Lean manufacturing began in the early 1990s with Henry Ford, and gained further ground after the rebuilding of industry in post WWII Japan. Since then, lean manufacturing has caught on quickly, and in the United States it is now commonplace.
A lean approach focuses on systematically reducing any non-value adding or wasteful activities, to increase efficiency, productivity and employee morale.
The food industry in the United States has not been as quick to pick up on the benefits of the lean approach as many other manufacturing industries. However, today the food industry is rapidly demonstrating the effectiveness and versatility of the lean method.
The Aim of Lean
The primary goal of the lean approach is to keep wastage to an absolute minimum and to simultaneously increase the speed at which the product gets to the customer. The food industry is therefore the perfect candidate for lean methods, since food products are perishable and by nature must be delivered to the customer in a timely manner.
Since inventory waste of finished goods is rarely a problem in the food industry due to the perishable nature of the product, food manufacturing can benefit greatly from a lean approach. Some have held a misperception that lean is not necessary in the food industry, since this industry by nature avoids wastage.

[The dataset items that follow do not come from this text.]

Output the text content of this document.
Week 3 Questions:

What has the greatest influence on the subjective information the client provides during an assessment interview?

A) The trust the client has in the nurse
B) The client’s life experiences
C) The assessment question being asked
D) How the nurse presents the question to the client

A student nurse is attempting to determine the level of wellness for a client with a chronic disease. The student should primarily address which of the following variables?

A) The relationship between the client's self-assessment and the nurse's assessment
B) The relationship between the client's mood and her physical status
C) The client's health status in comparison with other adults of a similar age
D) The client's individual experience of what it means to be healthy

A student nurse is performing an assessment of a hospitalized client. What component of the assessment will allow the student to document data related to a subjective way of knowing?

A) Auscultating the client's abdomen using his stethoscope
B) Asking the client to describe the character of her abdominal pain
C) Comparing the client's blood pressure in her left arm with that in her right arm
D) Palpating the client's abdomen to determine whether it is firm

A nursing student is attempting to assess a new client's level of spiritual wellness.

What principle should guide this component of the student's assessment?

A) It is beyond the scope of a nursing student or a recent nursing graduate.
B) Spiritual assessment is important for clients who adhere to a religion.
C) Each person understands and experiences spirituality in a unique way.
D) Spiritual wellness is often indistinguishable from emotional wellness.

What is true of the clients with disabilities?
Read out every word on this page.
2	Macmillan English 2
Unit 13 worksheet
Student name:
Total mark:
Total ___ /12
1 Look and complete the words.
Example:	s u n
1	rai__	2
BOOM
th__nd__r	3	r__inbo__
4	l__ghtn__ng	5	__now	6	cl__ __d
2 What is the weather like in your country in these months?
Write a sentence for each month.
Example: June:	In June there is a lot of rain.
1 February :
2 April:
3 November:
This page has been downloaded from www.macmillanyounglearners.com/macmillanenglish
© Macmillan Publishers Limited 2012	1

However, as Food Processing Specialist Jeff Kronenberg says, “In the food industry, waste isn’t as easy to see as in other industries.” TechHelp, a university partnership, has recently identified eight types of waste in the food industry.

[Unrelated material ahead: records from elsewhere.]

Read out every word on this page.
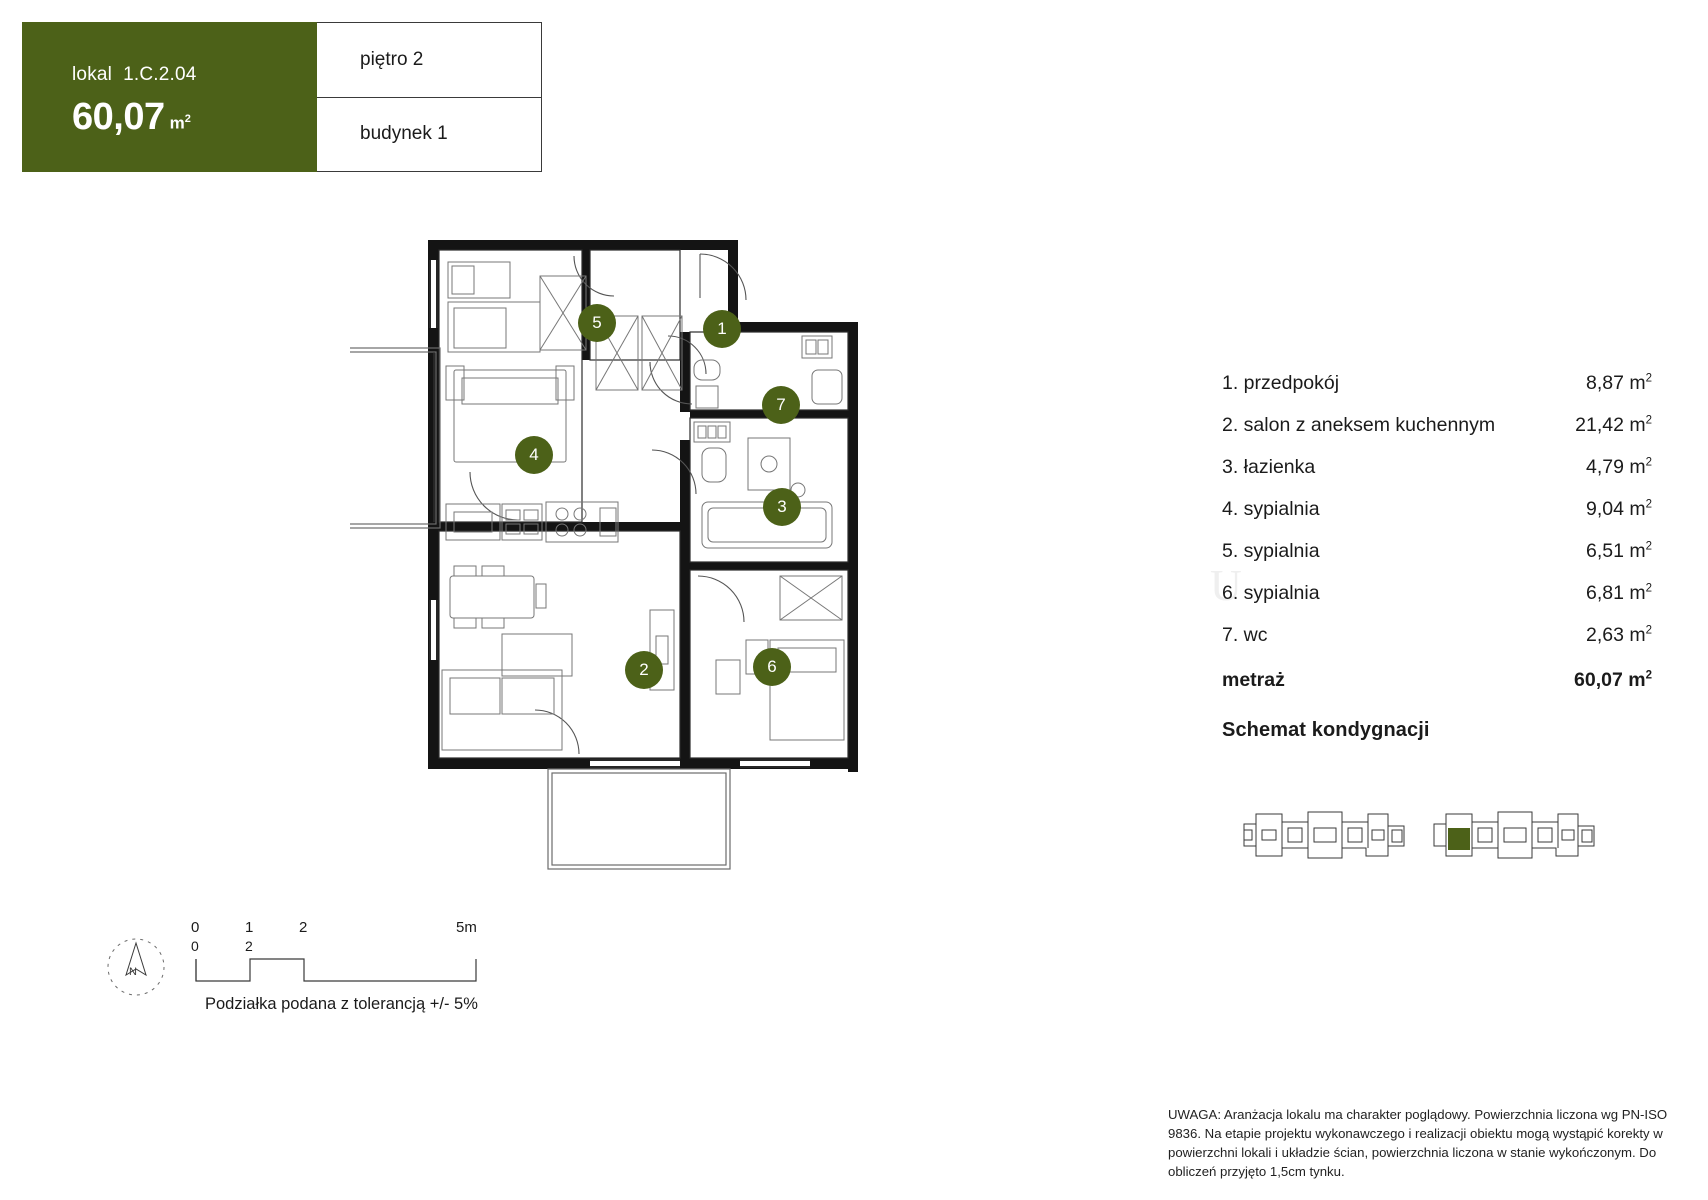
lokal 1.C.2.04
60,07 $m^2$
piętro 2
budynek 1
U
5	1
7
4
3
2	6
1. przedpokój	8,87 $m^2$
2. salon z aneksem kuchennym	21,42 $m^2$
3. łazienka	4,79 $m^2$
4. sypialnia	9,04 $m^2$
5. sypialnia	6,51 $m^2$
6. sypialnia	6,81 $m^2$
7. wc	2,63 $m^2$
metraż	60,07 $m^2$
Schemat kondygnacji
UWAGA: Aranżacja lokalu ma charakter poglądowy. Powierzchnia liczona wg PN-ISO 9836. Na etapie projektu wykonawczego i realizacji obiektu mogą wystąpić korekty w powierzchni lokali i układzie ścian, powierzchnia liczona w stanie wykończonym. Do obliczeń przyjęto 1,5cm tynku.
N
0	2
0	1	2	5m
Podziałka podana z tolerancją +/- 5%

Represented by the word D-O-W-N-T-I-M-E, TechHelp identified factors such as Defects, Overproduction, Waiting, Non Value-Added Processing, Transportation, Inventory (excess), Motion (excess) and Employee knowledge and skills. These subtle contributions to wastage in the food industry demonstrate the utility of the lean approach.

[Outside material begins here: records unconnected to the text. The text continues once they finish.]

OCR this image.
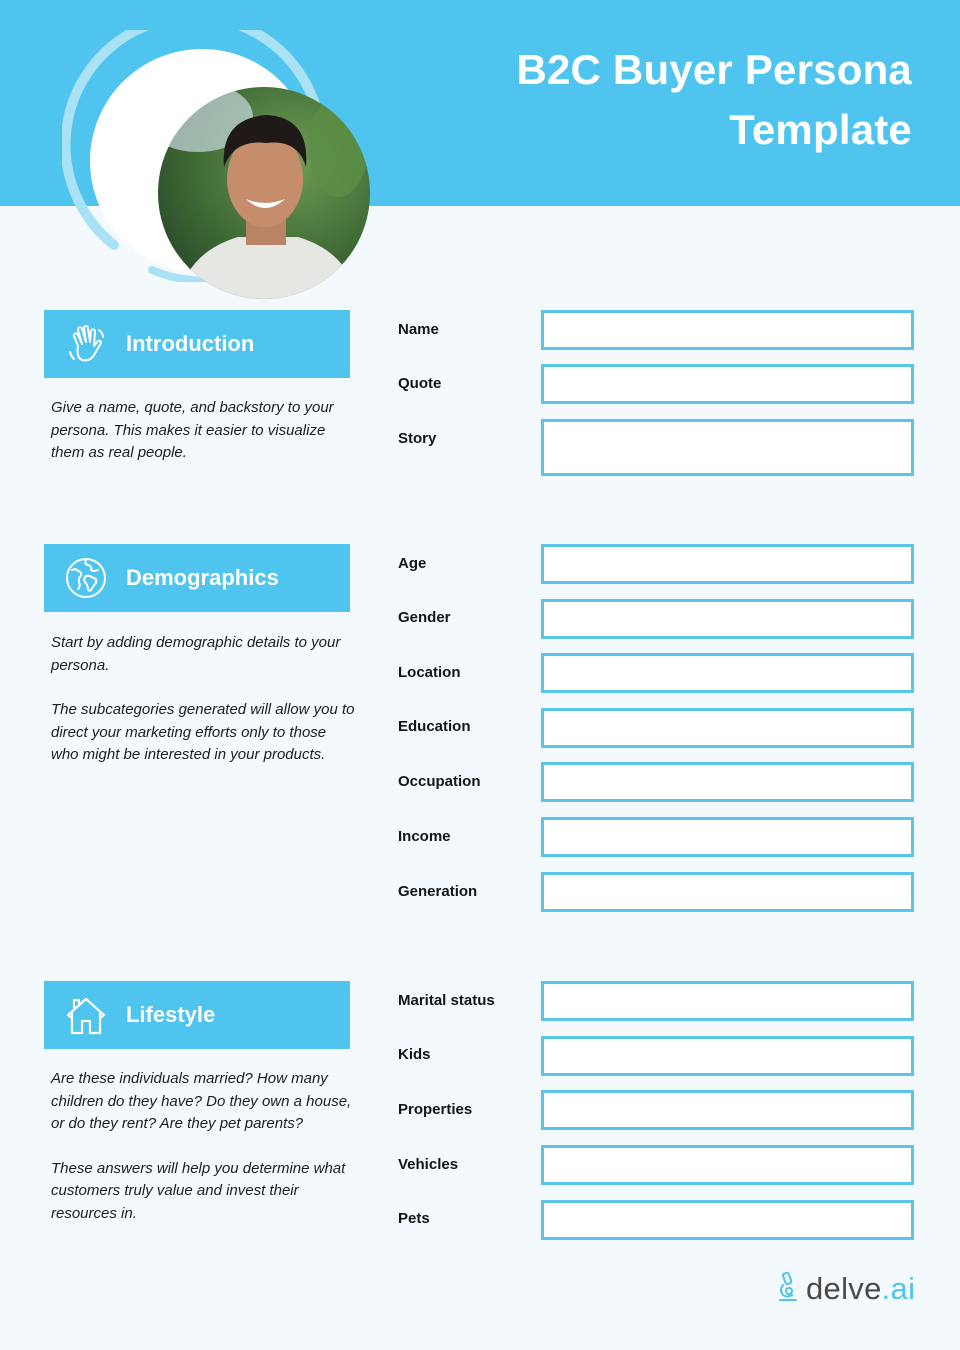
B2C Buyer Persona
Template
Introduction

Give a name, quote, and backstory to your persona. This makes it easier to visualize them as real people.

Name
Quote
Story
Demographics

Start by adding demographic details to your persona.

The subcategories generated will allow you to direct your marketing efforts only to those who might be interested in your products.

Age
Gender
Location
Education
Occupation
Income
Generation
Lifestyle

Are these individuals married? How many children do they have? Do they own a house, or do they rent? Are they pet parents?

These answers will help you determine what customers truly value and invest their resources in.

Marital status
Kids
Properties
Vehicles
Pets
delve.ai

Benefits of the Lean Approach
Adopting this approach in the food industry can create profitability and lead to a more efficient workforce. Improving profitability also means making space for more employees, which can make work easier for staff. In turn, this can help to boost morale and contribute to happier workforce overall.
In a similar way, the lean approach can eliminate unnecessary equipment, condense work cells or combine operations, leading to additional floor space that allows for bringing more production capabilities to a given facility. Moreover, this will improve productivity and profitability.
Adopting the Approach
Adopting the lean approach requires education at each level of the manufacturing process. This includes top level managers as well as process line employees, so that each staff member is in the loop and on the same page. This is because minor issues can cause problems; something as simple as semantics can cause confusion.
Although the food industry was slow to adopt lean principles, most lean experts agree that lean plays an important role in present-day food manufacturing.